Não existe doutrinação na educação brasileira.

Não existe doutrinação na educação brasileira

Um  fato recorrente ao meio conservador ou liberal, que no Brasil chamamos de “direita”, é a frequentemente afirmação de que “existe doutrinação nas escolas”. O postulado, tido como auto evidente, é apresentado como um paradigma na educação brasileira, que segundo os que fazem essa afirmação é dominada pela “esquerda”.

Dito isso, com o perdão das possíveis imprecisões na descrição do fenômeno, é possível afirmar a existência de uma doutrinação, mesmo que essa seja implícita? 

Na  minha opinião, não.

Gramscismo

Segundo consta, um dos principais nomes que servem de referência nas afirmações que concernem ao objeto de doutrinação na educação, é de Antonio Gramsci. Segundo os críticos da doutrina, afirma que Gramsci é o responsável pela formulação do modelo doutrinário vigente no país, sendo este, a principal referência na doutrinação nas escolas e universidades. 

Mas qual a filosofia de Gramsci? Bom, isso não importa, afinal o que se compreende acerca desse tema é o que foi proposto pelo autor Olavo de Carvalho, ao menos no Brasil, grande parte das críticas que são feitas a Gramsci partem do que foi apresentado por Olavo, logo não é importante entendermos exatamente  o pensamento do filósofo italiano, pois estamos analisando o que é dito sobre ele, não o que ele disse.

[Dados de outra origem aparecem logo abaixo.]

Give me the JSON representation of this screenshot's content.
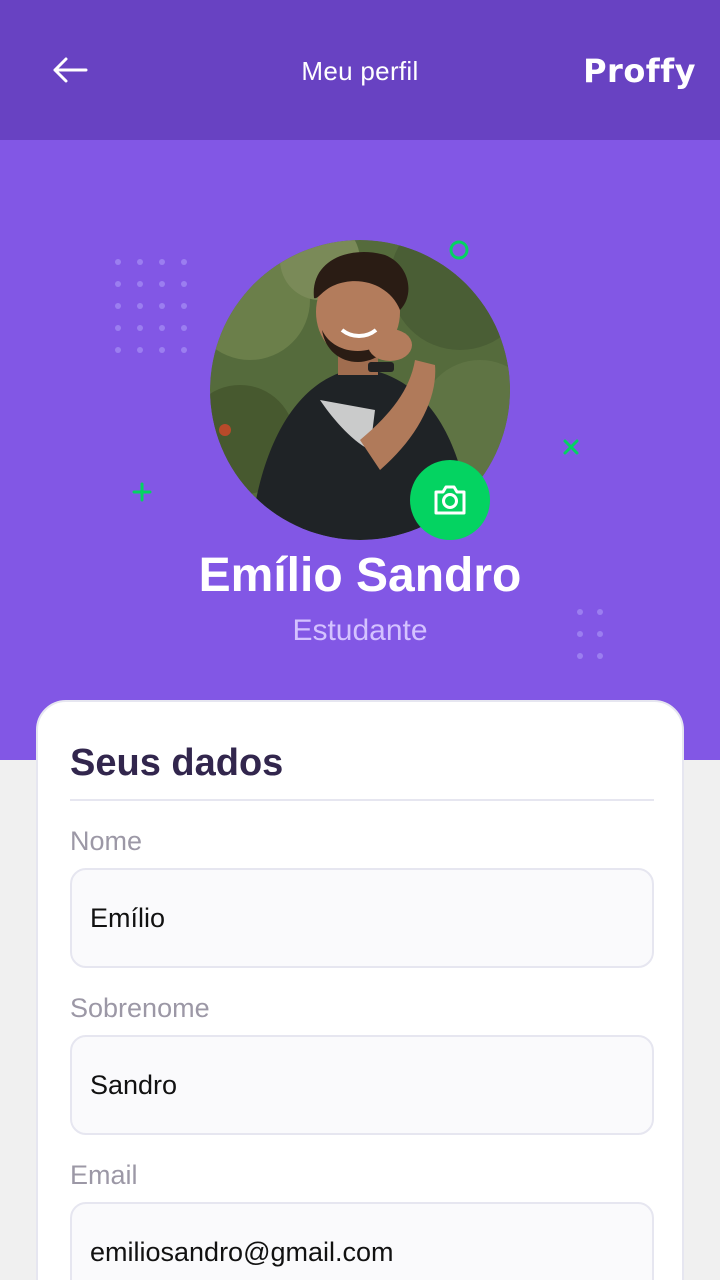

Olavo afirma que Gramsci é responsável pela criação de um sistema filosófico que parte da utilização da língua como instrumento de dominação das massas, mas não por meio da força, como na União Soviética, mas sim pelo meio da cultura.

Segundo Olavo de Carvalho, Gramsci fundamentou uma doutrina que corrompe  o imaginário da sociedade para então fazer a revolução. É importante ressaltar, essa afirmação parte do princípio de que Gramsci era a favor da revolução, porém via que ela poderia ser feita sem derramar nenhuma gota de sangue, apenas convertendo a mente dos mais jovens, para que no futuro, quando a revolução fosse proposta, ela já estivesse intrincada na mente da população, que já pensaria aos modos do partido.

O Marxismo Cultural

Ressalto novamente, não estamos analisando aqui o que foi dito de fato por Antonio Gramsci, mas sim o que as pessoas entendem que foi dito por ele, em especial os críticos atuais que utilizam de Gramsci como um dos pilares da suposta hegemonia cultural da esquerda. Portanto, não estamos exatamente falando sobre Gramsci, mas sim sobre o Gramsci do Olavo, se assim podemos dizer.

Em relação ao que foi proposto por Olavo, sumariamente na trilogia “O imbecil coletivo”, composta por “A nova era e a revolução cultural”, “O jardim das aflições” e “O imbecil coletivo”, coletânea de livros publicados na década de 90, criou-se o conceito de “Marxismo Cultural”.

Mas o que exatamente os propagadores da ideia afirmam com Marxismo Cultural?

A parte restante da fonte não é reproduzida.